- Ulmus minor 'Coritana', drawing by Melville, 1949 of a tree (ref 46.31), 1⁄4 mile west of Ermine Street on the Tadlow Road, Cambridgeshire.
- Species: Ulmus minor
- Cultivar: 'Coritana'
- Origin: England

= Ulmus minor 'Coritana' =

Elm cultivar

The Field Elm cultivar Ulmus minor 'Coritana' was originally claimed by Melville, while he was searching in the neighbourhood of Leicestershire in 1936 for U. elegantissima, as a new species, which he called U. coritana. He later recorded its distribution in the counties of Bedfordshire, Berkshire, Buckinghamshire, Cambridgeshire, Essex, Hertfordshire, Leicestershire, Nottinghamshire, Norfolk, Oxfordshire, Suffolk and Warwickshire. Richens, however, dismissed U. coritana as 'an artificial aggregate' of local forms of Field Elm. Bean noted (1988) that Melville's U. coritana was not recognised in the Flora of the British Isles as a species distinct from U. carpinifolia [:U. minor].

By the proposed rule that known or suspected clones of U. minor, once cultivated and named, should be treated as cultivars, the tree would be designated U. minor 'Coritana'.

==Description==
Described as a rather spreading tree less than 20 m high, with ascending branches and rather open crown. Melville identified three varieties of U. coritana: var. rotundifolia, var. media and var. angustifolia, the three being connected by intermediate forms whose leaves decreased in breadth and increased in asymmetry from south to north. "The species was distinctive," summarized Gerald Wilkinson, "not by its spreading, open crown, but by the bright green, leathery texture and marked asymmetry of its leaves." Melville described the leaves as "the most asymmetrical of any British elm" and included a drawing of them in his 1948 paper, 'The British Elms', in The New Naturalist.

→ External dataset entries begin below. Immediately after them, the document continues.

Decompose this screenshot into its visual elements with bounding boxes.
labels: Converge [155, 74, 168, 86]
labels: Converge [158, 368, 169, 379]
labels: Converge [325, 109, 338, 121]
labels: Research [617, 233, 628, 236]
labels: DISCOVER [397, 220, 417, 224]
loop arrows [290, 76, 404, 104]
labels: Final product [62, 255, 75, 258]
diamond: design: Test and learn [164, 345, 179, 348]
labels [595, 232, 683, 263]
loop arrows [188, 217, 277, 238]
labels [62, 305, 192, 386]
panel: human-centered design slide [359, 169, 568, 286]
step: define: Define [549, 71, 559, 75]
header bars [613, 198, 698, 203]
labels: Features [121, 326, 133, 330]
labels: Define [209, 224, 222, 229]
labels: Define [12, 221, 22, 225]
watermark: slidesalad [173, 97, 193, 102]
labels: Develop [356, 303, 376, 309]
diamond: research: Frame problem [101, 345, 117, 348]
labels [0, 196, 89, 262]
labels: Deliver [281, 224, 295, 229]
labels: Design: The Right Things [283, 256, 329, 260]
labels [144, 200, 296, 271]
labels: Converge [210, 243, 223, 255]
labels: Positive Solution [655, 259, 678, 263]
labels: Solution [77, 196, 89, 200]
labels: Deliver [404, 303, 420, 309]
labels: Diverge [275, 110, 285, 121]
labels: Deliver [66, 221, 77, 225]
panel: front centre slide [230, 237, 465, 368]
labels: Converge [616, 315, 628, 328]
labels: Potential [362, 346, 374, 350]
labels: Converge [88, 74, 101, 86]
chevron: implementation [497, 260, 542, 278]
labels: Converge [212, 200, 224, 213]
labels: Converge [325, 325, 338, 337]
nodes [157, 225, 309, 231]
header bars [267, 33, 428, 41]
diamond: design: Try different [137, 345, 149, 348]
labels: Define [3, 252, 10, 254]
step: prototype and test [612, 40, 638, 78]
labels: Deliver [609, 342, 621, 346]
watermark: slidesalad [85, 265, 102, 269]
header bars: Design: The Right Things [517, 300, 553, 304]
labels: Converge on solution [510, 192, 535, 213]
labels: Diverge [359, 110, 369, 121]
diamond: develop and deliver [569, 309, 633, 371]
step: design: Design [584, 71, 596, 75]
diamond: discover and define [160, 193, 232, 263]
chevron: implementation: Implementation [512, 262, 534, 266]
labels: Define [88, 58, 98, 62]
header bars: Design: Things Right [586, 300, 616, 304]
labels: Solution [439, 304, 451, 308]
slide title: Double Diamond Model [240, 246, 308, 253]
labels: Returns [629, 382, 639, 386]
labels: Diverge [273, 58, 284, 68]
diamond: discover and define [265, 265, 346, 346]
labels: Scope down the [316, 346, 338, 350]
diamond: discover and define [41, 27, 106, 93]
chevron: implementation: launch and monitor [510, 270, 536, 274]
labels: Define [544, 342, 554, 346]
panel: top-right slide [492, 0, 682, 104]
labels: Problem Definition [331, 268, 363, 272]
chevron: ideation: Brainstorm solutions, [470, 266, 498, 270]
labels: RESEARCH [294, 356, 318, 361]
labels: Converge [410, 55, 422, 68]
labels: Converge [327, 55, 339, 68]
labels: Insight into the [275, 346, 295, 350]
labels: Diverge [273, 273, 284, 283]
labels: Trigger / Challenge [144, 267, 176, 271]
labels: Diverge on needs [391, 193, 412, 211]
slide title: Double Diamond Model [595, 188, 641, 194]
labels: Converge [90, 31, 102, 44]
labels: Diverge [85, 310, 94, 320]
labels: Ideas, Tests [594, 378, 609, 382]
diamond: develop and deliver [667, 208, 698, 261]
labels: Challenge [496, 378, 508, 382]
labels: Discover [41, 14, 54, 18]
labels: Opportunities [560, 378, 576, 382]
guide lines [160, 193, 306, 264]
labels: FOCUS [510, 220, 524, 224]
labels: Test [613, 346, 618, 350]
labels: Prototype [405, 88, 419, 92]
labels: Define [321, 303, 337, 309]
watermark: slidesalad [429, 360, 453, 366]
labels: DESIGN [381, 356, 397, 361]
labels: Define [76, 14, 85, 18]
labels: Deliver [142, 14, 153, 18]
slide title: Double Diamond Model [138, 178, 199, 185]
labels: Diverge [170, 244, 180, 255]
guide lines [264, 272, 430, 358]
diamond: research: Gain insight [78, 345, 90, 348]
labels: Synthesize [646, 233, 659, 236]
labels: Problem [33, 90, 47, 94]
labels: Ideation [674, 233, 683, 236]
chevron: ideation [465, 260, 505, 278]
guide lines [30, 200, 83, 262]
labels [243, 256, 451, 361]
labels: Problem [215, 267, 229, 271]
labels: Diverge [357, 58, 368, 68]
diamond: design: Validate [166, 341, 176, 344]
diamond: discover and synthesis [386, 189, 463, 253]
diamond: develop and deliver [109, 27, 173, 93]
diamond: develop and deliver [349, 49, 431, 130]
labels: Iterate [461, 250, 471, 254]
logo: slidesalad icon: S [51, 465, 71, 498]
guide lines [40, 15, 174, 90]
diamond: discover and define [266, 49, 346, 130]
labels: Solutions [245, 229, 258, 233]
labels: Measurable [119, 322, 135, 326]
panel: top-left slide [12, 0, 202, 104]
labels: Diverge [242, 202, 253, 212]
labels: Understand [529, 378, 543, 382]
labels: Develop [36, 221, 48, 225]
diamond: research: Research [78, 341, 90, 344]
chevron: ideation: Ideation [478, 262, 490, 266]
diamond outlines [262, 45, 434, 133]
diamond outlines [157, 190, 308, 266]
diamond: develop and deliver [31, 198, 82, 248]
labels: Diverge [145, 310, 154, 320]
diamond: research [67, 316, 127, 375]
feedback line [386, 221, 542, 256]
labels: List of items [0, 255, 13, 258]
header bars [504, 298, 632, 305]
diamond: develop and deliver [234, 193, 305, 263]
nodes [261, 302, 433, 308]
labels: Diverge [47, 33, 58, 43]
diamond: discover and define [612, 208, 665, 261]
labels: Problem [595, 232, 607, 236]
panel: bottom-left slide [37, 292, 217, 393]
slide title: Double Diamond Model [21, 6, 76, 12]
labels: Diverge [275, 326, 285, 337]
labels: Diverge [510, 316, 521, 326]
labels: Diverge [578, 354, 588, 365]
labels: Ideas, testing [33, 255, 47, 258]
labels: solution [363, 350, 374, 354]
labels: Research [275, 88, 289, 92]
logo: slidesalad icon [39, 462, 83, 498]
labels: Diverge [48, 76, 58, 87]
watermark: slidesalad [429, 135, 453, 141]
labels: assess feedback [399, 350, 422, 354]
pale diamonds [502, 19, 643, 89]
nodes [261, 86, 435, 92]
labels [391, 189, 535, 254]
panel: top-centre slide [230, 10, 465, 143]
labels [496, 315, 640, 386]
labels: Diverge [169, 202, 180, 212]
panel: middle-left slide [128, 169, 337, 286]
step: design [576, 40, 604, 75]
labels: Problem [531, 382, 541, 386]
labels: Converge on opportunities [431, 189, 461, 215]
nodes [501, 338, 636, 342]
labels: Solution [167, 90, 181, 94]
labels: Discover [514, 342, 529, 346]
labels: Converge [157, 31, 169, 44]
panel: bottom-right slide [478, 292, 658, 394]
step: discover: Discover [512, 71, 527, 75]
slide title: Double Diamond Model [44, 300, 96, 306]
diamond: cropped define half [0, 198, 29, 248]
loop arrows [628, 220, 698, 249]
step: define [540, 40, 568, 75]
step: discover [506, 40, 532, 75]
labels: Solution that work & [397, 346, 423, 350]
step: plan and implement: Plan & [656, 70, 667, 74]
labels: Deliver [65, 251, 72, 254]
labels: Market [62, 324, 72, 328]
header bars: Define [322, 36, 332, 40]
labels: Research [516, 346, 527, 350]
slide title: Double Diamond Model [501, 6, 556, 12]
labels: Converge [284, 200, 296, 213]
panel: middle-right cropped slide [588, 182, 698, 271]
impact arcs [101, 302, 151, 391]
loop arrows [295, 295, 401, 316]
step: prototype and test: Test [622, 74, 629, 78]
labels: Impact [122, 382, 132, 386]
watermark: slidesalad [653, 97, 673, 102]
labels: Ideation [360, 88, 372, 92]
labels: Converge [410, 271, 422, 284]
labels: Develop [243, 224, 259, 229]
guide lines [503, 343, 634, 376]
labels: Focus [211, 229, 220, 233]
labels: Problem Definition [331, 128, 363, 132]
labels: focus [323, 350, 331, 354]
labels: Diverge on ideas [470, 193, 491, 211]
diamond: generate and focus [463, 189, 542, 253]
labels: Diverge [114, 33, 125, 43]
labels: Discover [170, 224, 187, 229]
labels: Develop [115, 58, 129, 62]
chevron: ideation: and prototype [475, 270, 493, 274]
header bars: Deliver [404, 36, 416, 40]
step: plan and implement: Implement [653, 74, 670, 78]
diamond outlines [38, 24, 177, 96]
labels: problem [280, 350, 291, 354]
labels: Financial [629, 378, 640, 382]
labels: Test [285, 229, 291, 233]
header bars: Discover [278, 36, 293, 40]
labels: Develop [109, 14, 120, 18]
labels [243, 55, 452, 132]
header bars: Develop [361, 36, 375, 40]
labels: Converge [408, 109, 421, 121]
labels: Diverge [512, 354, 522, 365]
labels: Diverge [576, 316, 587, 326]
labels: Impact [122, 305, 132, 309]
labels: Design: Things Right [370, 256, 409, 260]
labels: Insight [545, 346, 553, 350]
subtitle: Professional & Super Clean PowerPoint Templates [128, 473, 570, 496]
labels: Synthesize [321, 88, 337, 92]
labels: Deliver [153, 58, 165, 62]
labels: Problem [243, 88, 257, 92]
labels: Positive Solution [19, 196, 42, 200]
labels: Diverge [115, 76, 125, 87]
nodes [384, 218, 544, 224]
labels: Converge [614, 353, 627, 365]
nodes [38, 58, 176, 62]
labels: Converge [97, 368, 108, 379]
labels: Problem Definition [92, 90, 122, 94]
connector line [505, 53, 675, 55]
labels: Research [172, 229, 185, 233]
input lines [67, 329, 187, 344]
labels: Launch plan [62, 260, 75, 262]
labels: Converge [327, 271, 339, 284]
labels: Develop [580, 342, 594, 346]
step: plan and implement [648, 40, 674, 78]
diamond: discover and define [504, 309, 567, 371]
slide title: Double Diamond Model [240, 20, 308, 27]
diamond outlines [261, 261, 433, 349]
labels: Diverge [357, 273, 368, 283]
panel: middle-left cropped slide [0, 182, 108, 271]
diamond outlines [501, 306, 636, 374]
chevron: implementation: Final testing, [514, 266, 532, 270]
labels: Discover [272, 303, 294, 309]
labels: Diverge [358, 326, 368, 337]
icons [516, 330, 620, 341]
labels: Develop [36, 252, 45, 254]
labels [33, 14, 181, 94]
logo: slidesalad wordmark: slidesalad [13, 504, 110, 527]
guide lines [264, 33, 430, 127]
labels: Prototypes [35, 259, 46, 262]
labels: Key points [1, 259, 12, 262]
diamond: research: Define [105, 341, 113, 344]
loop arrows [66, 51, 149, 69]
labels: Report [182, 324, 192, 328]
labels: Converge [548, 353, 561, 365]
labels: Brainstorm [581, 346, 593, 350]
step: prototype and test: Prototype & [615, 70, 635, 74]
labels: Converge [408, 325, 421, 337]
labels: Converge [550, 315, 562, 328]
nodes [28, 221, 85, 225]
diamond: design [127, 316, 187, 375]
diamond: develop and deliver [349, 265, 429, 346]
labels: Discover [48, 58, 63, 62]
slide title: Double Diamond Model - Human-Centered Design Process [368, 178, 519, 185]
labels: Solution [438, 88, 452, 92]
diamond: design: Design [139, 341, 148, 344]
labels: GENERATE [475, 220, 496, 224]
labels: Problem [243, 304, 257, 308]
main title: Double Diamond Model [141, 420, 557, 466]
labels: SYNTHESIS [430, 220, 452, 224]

A 2007 study of the elms of County Cork, Ireland, identified a number of introduced field elms there (aside from the known Cornish elms) as closest to Melville's 'Coritana', on account of the leaf's curved midrib and petiole and other diagnostic features.

==Etymology==
Melville named U. coritana after the ancient British tribe, the Coritani, who had occupied part of the territory in which he found the elm.

==Pests and diseases==
Like other members of the U. minor group, Melville's 'Coritana' are susceptible to Dutch elm disease, but as they produce abundant root-suckers immature specimens probably survive in their areas of origin.

==Cultivation==
Specimens held by the Royal Botanic Gardens at Kew and Wakehurst Place were listed under the species name U. coritana.

==Hybrids==
Melville considered that both 'Hunnybunii' and 'Sowerbyi' were hybrids of 'Coritana'. He also believed that an elm he called Ulmus × diversifolia had 'Coritana' in its parentage. Kew and Wakehurst Place lists include putative hybrids between 'Coritana' and other forms of U. minor, and between 'Coritana' and Ulmus glabra.